Por Carlos Chagas
Sobral Pinto, o maior advogado de júri da História do Brasil, gostava de demonstrar para seus alunos a importância da natureza das coisas, que deveria prevalecer até mesmo sobre o Direito. Referia-se, como exemplo, a uma de suas poucas derrotas. Contratado para defender um réu acusado de assassinato, numa pequena cidade do Estado do Rio, esmerou-se na busca de provas de sua inocência. Chegou a encontrar uma testemunha que, na hora do crime, jurava haver almoçado com seu cliente em outro município, bem distante. Esmerou-se na defesa, foi brilhante em sua argumentação a ponto de a assistência aplaudi-lo demoradamente. Quando o júri voltou da reunião secreta, o veredicto: condenação por unanimidade.
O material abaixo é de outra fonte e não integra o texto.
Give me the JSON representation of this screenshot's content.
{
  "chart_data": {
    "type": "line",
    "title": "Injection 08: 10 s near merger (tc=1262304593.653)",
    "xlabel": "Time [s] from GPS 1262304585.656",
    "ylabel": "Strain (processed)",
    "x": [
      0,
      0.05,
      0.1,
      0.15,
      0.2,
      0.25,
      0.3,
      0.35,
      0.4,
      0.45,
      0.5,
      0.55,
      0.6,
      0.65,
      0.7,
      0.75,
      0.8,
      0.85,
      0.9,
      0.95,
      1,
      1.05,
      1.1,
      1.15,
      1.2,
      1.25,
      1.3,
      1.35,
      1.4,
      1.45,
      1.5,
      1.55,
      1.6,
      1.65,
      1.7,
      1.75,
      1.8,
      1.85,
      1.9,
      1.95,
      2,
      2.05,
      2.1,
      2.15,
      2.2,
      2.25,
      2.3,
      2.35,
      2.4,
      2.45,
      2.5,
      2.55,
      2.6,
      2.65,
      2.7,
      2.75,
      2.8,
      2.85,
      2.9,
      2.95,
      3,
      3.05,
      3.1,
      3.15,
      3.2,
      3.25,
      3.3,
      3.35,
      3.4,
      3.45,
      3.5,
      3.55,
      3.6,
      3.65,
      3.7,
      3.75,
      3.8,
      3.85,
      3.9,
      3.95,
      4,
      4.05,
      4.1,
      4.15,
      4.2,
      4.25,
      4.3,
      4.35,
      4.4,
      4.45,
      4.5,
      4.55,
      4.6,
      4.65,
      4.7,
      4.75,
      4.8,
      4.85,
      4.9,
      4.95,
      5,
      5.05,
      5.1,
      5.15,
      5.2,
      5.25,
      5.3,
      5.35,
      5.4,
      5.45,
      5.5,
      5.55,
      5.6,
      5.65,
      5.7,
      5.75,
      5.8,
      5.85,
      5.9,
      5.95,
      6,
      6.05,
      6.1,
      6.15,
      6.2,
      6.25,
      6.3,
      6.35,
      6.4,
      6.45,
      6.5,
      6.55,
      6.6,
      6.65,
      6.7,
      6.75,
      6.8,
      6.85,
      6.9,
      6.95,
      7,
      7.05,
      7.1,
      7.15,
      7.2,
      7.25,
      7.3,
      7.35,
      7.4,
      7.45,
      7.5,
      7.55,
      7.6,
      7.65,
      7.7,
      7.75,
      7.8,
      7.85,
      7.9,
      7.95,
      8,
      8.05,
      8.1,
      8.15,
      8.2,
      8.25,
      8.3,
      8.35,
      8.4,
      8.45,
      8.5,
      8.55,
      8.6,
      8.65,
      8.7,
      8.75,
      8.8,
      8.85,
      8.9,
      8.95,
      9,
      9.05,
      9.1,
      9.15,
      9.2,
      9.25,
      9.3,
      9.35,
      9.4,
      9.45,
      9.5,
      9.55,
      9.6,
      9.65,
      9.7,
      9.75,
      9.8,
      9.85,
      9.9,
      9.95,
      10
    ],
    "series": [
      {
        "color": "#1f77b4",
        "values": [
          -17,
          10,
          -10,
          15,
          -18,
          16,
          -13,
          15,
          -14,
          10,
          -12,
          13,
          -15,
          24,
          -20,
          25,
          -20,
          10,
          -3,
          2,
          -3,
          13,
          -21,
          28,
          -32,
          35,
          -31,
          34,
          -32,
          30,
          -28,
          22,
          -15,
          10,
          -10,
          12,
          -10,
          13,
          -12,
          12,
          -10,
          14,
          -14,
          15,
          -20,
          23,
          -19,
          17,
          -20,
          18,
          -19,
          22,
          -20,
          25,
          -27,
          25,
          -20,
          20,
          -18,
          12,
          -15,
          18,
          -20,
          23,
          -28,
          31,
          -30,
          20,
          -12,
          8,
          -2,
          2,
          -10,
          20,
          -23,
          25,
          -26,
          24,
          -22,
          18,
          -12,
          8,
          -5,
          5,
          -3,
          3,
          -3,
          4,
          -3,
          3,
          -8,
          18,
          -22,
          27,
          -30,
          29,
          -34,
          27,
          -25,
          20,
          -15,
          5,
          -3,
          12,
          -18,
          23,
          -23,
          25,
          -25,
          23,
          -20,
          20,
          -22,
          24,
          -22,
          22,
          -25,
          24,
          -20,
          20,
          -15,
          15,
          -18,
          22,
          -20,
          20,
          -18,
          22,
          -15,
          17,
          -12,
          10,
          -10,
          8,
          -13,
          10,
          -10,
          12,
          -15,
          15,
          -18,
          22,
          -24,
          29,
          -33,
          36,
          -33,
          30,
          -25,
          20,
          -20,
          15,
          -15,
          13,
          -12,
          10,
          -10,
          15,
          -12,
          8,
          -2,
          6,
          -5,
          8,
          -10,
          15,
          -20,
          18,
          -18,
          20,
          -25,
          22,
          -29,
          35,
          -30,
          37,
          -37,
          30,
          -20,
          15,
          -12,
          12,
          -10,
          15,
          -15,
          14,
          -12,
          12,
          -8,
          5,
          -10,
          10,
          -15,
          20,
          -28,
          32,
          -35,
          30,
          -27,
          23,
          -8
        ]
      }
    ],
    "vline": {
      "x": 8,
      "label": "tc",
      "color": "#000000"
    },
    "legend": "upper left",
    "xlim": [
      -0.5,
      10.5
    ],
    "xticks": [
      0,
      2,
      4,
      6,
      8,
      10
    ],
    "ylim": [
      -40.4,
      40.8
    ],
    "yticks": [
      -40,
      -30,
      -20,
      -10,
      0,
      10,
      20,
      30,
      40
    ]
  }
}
O velho mestre ficou inconformado mas nada tinha a fazer. Esperando o ônibus para retornar ao Rio, entrou num bar, ia tomar café quando viu os jurados na mesa ao lado. Comentavam sua brilhante performance e até haviam pedido ao juiz para inaugurar uma fotografia dele na sala das sessões. Sobral então perguntou porque, apesar daquele entusiasmo, todos tinham decidido pela condenação. Com a resposta veio o sinal da prevalência da natureza das coisas sobre o Direito: “Dr. Sobral, o senhor foi excepcional na defesa, mas atirar entre os olhos da vítima, com um “38”, só mesmo o seu cliente, autor de outros assassinatos iguais...”
Por que se conta essa história? Porque a novidade do dia é o pedido de Carlos Cachoeira à Justiça Federal para anular a validade das investigações da Operação Monte Carlo, em especial as gravações de suas conversas com o senador Demóstenes Torres. Argumenta que, tratando-se de um senador, o inquérito só poderia ter prosseguido se autorizado pelo Supremo Tribunal Federal, como manda a lei. Assim, a escuta seria ilegal e não valeria como prova. Solicitação igual havia sido feita pelo senador à mais alta corte nacional de justiça.
Convenhamos, o bicheiro e sua turma querem atropelar a natureza das coisas. São dele e de outros asseclas, como Demóstenes Torres, as vozes ouvidas nas gravações. Não há como negar os crimes assumidos. Acresce que o objeto principal das investigações era Cachoeira, não o senador.
Seria bom se o Brasil pudesse livrar-se dessa teia de artifícios e expedientes que, podendo ser legais, são vergonhosos quando alegados por criminosos. O problema é do Congresso.